Re: [PATCH v5 0/4] sched: Fix missing irq time when CONFIG_IRQ_TIME_ACCOUNTING is enabled

From: Yafang Shao
Date: Thu Nov 21 2024 - 22:18:45 EST


On Mon, Nov 18, 2024 at 6:10 PM Peter Zijlstra <peterz@xxxxxxxxxxxxx> wrote:
>
> On Sun, Nov 17, 2024 at 10:56:21AM +0800, Yafang Shao wrote:
> > On Fri, Nov 15, 2024 at 9:41 PM Michal Koutný <mkoutny@xxxxxxxx> wrote:
>
> > > > The load balancer is malfunctioning due to the exclusion of IRQ time from
> > > > CPU utilization calculations.
> > >
> > > Could this be fixed by subtracting (global) IRQ time from (presumed
> > > total) system capacity that the balancer uses for its decisions? (i.e.
> > > without exact per-cgroup breakdown of IRQ time)
> >
> > The issue here is that the global IRQ time may include the interrupted
> > time of tasks outside the target cgroup. As a result, I don't believe
> > it's possible to find a reliable solution without modifying the
> > kernel.
>
> Since there is no relation between the interrupt and the interrupted
> task (and through that its cgroup) -- all time might or might not be
> part of your cgroup of interest. Consider it a random distribution if
> you will.

Some points require further clarification.

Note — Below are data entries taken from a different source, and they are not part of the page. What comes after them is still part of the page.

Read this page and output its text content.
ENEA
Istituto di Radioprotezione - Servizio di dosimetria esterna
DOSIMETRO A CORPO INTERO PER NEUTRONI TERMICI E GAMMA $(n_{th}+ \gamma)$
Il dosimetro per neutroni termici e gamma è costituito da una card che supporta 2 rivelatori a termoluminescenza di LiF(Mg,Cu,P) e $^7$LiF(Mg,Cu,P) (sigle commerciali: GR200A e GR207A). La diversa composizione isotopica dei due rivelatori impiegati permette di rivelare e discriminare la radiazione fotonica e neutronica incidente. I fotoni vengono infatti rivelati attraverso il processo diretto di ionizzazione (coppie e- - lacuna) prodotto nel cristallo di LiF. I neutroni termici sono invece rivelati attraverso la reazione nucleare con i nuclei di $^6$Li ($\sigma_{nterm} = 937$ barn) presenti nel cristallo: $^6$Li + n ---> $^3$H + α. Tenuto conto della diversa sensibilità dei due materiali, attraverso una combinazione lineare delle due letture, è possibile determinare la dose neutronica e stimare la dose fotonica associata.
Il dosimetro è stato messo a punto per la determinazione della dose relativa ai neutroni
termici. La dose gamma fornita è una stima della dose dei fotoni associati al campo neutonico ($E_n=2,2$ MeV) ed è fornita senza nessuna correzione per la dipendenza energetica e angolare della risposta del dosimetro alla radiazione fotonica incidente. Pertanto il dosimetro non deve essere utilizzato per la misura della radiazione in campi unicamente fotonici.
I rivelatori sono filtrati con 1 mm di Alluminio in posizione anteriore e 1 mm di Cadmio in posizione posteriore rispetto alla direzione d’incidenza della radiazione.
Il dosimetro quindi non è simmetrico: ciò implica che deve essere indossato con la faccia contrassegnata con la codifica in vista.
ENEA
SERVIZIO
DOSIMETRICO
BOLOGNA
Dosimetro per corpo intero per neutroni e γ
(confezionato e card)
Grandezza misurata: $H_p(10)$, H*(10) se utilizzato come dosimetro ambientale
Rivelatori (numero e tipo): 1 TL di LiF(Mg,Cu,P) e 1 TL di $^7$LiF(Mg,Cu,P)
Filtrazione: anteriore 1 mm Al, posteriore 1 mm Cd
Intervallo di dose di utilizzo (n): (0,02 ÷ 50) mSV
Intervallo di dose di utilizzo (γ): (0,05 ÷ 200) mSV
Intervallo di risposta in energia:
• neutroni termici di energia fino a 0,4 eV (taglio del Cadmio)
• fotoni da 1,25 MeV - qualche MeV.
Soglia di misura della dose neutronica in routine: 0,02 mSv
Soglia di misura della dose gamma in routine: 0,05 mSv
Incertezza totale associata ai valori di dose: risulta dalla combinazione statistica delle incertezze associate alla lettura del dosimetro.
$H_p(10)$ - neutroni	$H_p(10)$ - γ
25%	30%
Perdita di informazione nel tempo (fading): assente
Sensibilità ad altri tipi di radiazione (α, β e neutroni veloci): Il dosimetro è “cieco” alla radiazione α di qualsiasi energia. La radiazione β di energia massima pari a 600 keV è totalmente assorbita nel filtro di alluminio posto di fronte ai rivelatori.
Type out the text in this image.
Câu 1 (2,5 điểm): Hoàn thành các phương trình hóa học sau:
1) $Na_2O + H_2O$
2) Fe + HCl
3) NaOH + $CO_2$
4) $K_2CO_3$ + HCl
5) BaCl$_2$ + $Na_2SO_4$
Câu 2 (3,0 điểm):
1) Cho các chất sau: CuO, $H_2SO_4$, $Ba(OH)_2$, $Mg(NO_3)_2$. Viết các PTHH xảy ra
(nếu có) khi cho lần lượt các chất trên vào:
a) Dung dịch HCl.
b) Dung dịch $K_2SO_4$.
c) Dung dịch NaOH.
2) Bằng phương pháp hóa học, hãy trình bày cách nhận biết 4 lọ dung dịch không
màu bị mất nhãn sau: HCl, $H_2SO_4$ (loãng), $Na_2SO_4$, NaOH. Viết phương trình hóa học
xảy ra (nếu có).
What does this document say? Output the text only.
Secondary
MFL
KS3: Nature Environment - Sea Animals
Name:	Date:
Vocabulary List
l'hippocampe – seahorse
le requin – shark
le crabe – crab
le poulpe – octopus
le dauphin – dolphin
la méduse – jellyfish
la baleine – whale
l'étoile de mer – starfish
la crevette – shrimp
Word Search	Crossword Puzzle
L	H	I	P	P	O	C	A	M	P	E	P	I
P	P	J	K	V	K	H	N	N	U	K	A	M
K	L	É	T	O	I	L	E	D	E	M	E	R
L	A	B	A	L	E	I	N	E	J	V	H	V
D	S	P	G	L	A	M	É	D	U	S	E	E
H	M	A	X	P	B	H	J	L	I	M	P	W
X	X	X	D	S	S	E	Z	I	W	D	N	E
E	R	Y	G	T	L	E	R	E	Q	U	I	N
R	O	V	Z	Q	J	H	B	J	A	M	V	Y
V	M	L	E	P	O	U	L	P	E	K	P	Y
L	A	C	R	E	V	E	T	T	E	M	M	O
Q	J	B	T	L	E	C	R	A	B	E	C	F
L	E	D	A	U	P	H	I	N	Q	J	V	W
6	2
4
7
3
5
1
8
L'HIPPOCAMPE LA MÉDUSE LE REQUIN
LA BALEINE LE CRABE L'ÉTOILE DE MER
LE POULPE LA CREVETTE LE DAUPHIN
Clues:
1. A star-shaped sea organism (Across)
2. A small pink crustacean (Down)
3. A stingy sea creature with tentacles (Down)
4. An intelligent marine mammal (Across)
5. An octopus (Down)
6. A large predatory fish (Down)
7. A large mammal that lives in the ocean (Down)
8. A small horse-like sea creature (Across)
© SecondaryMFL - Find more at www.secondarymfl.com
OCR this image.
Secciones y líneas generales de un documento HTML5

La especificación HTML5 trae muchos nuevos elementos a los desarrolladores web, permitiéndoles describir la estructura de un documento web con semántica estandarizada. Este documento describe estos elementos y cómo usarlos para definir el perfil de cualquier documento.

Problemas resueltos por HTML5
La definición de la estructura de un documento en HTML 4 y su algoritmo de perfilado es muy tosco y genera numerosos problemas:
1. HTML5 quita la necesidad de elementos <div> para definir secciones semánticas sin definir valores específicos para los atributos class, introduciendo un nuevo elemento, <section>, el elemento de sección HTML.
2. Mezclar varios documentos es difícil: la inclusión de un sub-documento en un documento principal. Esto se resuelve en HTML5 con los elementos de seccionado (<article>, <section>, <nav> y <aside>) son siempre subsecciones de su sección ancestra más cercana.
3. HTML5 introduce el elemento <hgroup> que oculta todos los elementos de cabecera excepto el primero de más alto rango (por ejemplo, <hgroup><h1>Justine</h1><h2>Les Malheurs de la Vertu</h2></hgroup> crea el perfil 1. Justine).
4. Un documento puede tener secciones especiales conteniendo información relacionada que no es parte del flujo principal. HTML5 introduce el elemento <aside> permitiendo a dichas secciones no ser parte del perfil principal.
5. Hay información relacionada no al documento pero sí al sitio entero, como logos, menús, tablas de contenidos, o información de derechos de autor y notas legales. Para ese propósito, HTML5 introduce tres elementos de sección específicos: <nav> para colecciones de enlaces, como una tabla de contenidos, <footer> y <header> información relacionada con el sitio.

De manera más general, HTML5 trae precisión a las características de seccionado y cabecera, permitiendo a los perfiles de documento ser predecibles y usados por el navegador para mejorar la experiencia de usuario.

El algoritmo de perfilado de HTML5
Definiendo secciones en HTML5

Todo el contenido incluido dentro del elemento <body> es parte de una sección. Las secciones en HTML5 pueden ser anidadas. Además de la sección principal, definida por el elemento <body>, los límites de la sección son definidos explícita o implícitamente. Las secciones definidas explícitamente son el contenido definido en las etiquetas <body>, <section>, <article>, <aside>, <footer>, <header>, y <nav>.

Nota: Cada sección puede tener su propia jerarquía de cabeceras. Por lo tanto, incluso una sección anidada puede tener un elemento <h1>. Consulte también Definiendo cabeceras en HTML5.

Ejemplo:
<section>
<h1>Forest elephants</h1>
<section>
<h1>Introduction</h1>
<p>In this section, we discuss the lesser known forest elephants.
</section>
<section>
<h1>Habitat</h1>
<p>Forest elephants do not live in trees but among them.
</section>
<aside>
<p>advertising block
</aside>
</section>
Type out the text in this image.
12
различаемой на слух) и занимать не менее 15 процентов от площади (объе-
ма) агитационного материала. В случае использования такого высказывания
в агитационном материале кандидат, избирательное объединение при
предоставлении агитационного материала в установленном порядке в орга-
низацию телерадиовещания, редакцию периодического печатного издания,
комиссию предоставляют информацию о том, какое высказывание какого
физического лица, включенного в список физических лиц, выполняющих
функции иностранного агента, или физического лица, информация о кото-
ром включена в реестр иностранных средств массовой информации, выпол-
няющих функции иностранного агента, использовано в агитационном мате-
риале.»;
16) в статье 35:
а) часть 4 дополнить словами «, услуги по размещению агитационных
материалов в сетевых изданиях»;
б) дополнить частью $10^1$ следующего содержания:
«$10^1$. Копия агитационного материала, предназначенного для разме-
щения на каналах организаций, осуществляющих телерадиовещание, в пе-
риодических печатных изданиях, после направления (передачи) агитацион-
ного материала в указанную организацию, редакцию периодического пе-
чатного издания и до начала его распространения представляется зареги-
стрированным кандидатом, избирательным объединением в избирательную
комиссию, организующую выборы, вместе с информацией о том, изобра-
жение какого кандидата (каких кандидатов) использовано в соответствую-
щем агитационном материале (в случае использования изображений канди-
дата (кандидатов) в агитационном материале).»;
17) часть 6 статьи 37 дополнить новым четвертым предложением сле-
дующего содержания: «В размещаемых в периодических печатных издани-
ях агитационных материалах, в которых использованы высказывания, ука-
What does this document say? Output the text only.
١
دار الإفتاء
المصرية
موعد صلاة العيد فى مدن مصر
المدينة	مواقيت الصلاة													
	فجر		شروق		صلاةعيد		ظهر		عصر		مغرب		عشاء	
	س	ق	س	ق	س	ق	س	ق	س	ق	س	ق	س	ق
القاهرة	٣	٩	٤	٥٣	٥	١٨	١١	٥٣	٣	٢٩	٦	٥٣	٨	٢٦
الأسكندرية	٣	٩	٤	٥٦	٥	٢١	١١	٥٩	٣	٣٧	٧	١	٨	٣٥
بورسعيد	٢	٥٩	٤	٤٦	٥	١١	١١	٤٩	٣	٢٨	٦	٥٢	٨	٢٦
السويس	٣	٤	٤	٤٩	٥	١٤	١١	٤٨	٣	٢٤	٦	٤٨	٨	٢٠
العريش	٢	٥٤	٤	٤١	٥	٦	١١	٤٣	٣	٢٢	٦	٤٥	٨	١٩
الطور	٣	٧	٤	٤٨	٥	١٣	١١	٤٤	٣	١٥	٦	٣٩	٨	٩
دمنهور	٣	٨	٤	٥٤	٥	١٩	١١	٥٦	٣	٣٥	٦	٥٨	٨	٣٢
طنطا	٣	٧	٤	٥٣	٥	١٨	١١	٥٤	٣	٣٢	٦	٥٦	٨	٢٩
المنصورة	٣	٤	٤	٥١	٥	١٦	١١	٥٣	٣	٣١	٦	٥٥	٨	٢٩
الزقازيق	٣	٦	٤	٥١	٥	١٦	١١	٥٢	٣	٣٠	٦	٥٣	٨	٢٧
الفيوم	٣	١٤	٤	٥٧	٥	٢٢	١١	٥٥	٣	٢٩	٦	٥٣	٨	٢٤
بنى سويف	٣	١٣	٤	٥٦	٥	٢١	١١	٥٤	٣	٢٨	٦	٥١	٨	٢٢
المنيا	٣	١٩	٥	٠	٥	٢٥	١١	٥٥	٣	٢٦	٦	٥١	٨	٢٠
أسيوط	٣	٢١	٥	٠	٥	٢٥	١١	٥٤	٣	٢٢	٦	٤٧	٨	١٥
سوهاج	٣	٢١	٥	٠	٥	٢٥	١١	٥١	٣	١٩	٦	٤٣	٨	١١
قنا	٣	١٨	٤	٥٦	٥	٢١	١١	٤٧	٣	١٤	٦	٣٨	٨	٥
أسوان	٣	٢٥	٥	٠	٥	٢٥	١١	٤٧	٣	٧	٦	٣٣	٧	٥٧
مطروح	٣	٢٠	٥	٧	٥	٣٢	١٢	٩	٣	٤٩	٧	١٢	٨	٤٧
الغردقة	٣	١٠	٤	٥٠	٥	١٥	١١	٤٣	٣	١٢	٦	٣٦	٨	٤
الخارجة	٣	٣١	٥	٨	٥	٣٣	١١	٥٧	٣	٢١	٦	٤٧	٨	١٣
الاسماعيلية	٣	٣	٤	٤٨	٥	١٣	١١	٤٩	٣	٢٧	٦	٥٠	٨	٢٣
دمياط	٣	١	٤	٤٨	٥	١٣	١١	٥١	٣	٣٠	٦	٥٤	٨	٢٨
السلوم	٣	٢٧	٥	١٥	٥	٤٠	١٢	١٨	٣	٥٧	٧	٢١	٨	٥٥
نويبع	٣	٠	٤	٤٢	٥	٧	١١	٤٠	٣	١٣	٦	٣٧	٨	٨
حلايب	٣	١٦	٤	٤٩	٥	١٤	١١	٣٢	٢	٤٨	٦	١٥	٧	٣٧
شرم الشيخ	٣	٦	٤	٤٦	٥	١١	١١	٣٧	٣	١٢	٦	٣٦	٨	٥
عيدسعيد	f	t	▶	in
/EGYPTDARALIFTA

On our servers, the majority of IRQ/softIRQ activity originates from
network traffic, and we consistently enable Receive Flow Steering
(RFS) [0]. This configuration ensures that softIRQs are more likely to
interrupt the tasks responsible for processing the corresponding
packets. As a result, the distribution of softIRQs is not random but
instead closely aligned with the packet-handling tasks.

[0]. https://lwn.net/Articles/381955/